Yapı ile kastedilen ise hem örgütlerin büyüklük, yönetim ve örgütlenme biçimi, üretim teknolojisi gibi iç çevresel
hem de kültür, hukuk, teknoloji, ekonomi gibi dış çevresel yapılardır.
Aktör bakış açısını savunanlar örgütlerin kendilerini yöneten aktörler aracılığıyla çevresel unsurları etkileyip
değiştirerek varlıklarını sürdürebileceklerini iddia etmektedirler.
Çevre bakış açısına sahip araştırmacılar ise örgütlerin çevresel yapı unsurlarını değiştirme gücü bulunmadığını,
varlıklarını sürdürebilmek için örgütlerin yapabilecekleri yegâne şeyin çevresel beklentilere en iyi uyum
sağlayacak yönetim ve örgütlenme tarzını bulmaya çalışmak olduğunu savunmaktadırlar.

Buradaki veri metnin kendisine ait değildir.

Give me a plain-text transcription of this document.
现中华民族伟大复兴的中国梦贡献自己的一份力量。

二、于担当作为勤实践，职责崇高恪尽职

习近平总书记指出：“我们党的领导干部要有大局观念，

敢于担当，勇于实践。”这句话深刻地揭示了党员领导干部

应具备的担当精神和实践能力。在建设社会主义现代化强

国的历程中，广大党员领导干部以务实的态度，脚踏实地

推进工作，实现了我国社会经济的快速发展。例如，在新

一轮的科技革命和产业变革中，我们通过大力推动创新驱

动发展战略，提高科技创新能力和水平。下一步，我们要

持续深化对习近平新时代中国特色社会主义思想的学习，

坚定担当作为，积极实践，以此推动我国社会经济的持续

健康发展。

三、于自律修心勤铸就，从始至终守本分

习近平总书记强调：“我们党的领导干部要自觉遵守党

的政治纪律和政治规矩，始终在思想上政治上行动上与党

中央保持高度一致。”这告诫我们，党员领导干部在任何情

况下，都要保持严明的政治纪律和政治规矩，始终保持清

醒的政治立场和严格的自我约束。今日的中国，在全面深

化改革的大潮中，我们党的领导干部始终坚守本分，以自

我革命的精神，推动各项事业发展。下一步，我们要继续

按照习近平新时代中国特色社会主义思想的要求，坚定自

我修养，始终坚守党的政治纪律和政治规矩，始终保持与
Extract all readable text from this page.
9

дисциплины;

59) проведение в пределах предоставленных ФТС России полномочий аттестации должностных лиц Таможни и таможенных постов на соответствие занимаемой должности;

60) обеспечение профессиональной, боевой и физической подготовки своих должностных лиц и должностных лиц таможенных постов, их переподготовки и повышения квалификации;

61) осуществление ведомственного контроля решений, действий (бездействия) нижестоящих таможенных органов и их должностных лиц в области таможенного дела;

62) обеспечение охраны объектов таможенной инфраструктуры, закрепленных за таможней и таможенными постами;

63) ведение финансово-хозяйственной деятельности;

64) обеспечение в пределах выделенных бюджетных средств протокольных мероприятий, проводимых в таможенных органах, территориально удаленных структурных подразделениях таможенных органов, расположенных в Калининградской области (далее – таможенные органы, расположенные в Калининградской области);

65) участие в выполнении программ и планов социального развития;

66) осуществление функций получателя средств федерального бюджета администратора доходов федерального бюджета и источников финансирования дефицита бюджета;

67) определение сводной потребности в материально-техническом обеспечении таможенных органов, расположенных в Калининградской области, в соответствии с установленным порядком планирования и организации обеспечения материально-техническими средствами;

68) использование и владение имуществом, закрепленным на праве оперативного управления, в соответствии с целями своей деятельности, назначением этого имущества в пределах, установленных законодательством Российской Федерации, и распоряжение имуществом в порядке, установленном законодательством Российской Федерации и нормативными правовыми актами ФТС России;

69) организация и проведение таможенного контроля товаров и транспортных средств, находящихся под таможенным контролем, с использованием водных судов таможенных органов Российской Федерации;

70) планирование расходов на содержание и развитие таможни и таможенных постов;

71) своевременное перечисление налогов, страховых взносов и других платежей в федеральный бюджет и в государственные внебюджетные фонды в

Yapılanma bakış açısıyla yaklaşıldığında her iki yaklaşımın da bir arada ve doğru olduğu söylenebilir. Aktörler
çevre unsurlarını kullanarak eylemde bulunurlar. Bu eylemler ise çevreyi yeniden yapılandırır.
İşlevselcilik: Sistemi oluşturan unsurların her birinin değerinin sisteme olan katkıları oranında olduğunu kabul
eden anlayıştır.
Belirlenimcilik: Evrendeki her olay ve olgunun nedensellik zinciri çerçevesinde belirli kanunlar ya da kurallara
bağlı olarak meydana geldiğini, doğada bulunan her şeyin birbirine kırılmaz bir neden-sonuç zinciriyle bağlı
bulunduğunu kabul eden anlayış.
İradecilik: İnsan iradesinin karar alma ve uygulamada akıldan daha üstün olduğunu, her türlü toplumsal ve
psikolojik sınırlandırma ve koşullanmaları aşabileceğini kabul eden anlayış.
Yapılanma: Giddens tarafından geliştirilen ve toplumsal hayatın içerisinde yapı ve eylemin ardışık-eşzamanlı
veya statik-dinamik gibi ayırımlara tabi olmadan birbirine bağımlı, bir diğerini engellemekten ziyade birbirine
besleyen unsurlar olduğunu kabul eden anlayıştır.
Paradigma Tartışmaları
Paradigma: Bir bilimsel ve meta fiziksel inançlar kümesinin oluşturduğu, içinde bilimsel kuramların test
edilebildiği, değerlendirilebildiği ve eğer gerekirse yenilenebildiği kuramsal bir çerçevedir.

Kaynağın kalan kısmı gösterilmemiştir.